Our study had several limitations. First, as we included patients who had SBP measurements taken at no fewer than 2 of 7 time-points, there might be a potential selection bias. On the other hand, only 2 measurements are not adequate for estimating BP trajectories. We intended to maximize the inclusion of such patients to minimize possible selection bias and performed a sensitivity analysis with subjects with 3 or more SBP measurements, which demonstrated the robustness of our study results. Second, although we were able to find associations between 1-year SBP trajectories and outcomes, we cannot conclude that there is a causal relationship between our main outcome findings and SBP trajectory results. However, we analyzed SBP data that were obtained before outcome events, in order to maintain the temporal relationships between SBP measurements and outcome events. Third, all the centers participating in the CRCS-K registry are academic hospitals, and therefore the generalizability of the study results to the entire stroke population might be limited. However, the age and sex distributions of the CRCS-K registry subjects are similar to those of the ischemic stroke population in South Korea 26. Forth, BP measurement protocol and device were not standardized between centers. Although we tried to consider the center effect using the Shared Frailty Model, this heterogeneity should be noted.

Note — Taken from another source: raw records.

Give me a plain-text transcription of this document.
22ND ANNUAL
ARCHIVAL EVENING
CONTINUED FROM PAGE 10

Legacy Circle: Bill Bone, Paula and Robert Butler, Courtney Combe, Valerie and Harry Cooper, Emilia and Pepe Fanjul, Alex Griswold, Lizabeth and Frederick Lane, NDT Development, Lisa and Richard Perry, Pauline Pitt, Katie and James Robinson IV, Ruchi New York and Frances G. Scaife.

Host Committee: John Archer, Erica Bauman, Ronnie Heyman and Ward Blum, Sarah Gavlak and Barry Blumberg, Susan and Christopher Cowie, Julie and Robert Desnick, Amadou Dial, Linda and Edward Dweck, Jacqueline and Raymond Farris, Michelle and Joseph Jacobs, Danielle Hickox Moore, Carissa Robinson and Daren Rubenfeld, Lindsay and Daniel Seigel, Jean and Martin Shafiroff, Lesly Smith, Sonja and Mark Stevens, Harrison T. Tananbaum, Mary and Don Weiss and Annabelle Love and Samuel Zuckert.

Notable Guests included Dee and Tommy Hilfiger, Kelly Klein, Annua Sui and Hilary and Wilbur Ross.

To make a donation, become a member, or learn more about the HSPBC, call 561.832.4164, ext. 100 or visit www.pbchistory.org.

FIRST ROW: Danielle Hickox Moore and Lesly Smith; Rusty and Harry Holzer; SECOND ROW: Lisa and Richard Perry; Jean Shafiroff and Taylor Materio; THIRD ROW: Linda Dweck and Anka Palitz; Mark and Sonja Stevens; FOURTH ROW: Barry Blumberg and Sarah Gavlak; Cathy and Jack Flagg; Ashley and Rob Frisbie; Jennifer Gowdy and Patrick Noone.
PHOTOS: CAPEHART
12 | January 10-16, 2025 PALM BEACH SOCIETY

In conclusion, SBP trajectory in acute ischemic stroke patients were categorized into four distinct groups and patients in the Slowly dropping SBP group had poor outcome after index stroke event. While only small proportion of patients used antihypertensive agents despite high SBP during the early period in this group, meticulous BP management in these patients might be a potential target for improving outcome.